In the example below, I’ll illustrate three different times of the simulation, and you’ll notice that the transition is too abrupt:
The thermal mapping recipes only support hourly timesteps right now. I have hopes of eventually supporting sub-hourly timesteps and the way that I would expose it is through the run period option that you already tried. But adding support for this is a lot of work and so it will be quite a while before you see it in the thermal mapping recipes. Still, it’s good that you posted this since I know that someone like yourself would use it.
In the meantime, the best that I can offer is to use this deconstructed thermal map example here. Because everything in that Grasshopper file is broken down into individual components, you should be able to use it for detailed studies like sub-hourly simulations. You might just have to edit these lines of code inside the Human To Sky Relation component so that you use some decimal hoys to get the sun vectors:
I’ll warn that the deconstructed thermal map runs very inefficiently compared to the thermal mapping recipes in honeybee. So I don’t really recommend it for computing annual thermal comfort metrics. But it gives you a very high level of control and you can even use it to account for some things that the thermal mapping recipes simplify. For example, you can study the impact of shortwave solar falling only on only part of the human subject (thanks to the _height_ and _pt_count_ inputs on the “Human to Sky Relation” component).

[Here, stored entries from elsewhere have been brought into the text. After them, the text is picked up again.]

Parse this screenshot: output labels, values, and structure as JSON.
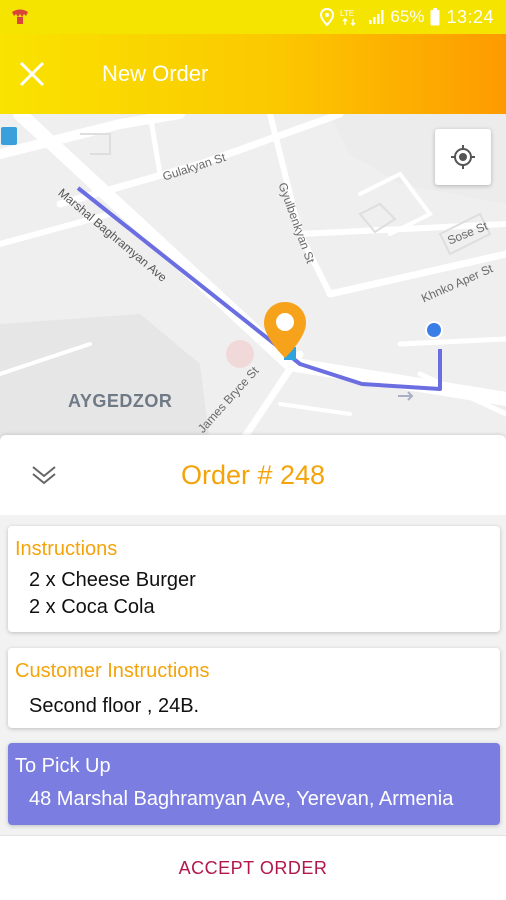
{
  "status_bar": {
    "battery": "65%",
    "time": "13:24",
    "network": "LTE",
    "icons": [
      "app-notification-icon",
      "location-icon",
      "lte-icon",
      "signal-icon",
      "battery-icon"
    ]
  },
  "app_bar": {
    "title": "New Order",
    "close_icon": "close-icon"
  },
  "map": {
    "street_labels": [
      "Gulakyan St",
      "Gyulbenkyan St",
      "Marshal Baghramyan Ave",
      "Sose St",
      "Khnko Aper St",
      "James Bryce St"
    ],
    "area_label": "AYGEDZOR",
    "locate_icon": "my-location-icon",
    "route_color": "#6b6ee0",
    "pin_color": "#f7a21b"
  },
  "order": {
    "title": "Order # 248",
    "collapse_icon": "double-chevron-down-icon"
  },
  "instructions": {
    "title": "Instructions",
    "items": [
      "2 x Cheese Burger",
      "2 x Coca Cola"
    ]
  },
  "customer_instructions": {
    "title": "Customer Instructions",
    "text": "Second floor , 24B."
  },
  "pickup": {
    "title": "To Pick Up",
    "address": "48 Marshal Baghramyan Ave, Yerevan, Armenia"
  },
  "actions": {
    "accept_label": "ACCEPT ORDER"
  },
  "colors": {
    "accent": "#f4a40a",
    "app_bar_start": "#f9e300",
    "app_bar_end": "#fe9a00",
    "pickup_card": "#7b7ee0",
    "accept_text": "#b2174b"
  }
}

The only thing that the thermal mapping recipes have that the deconstructed map lacks is shortwave solar reflections. We can easily account for these in the recipes because we’re using Radiance to model all shortwave reflection but the deconstructed map uses RhinoCommon’s ray tracing methods. So it’s all zero bounces. Generally speaking, the reflected shortwave doesn’t have nearly as large of an impact as the beam and diffuse sun that is being accounted for. So it’s a relatively small drop in accuracy that you’ll have to accept for the increased control the deconstructed map offers.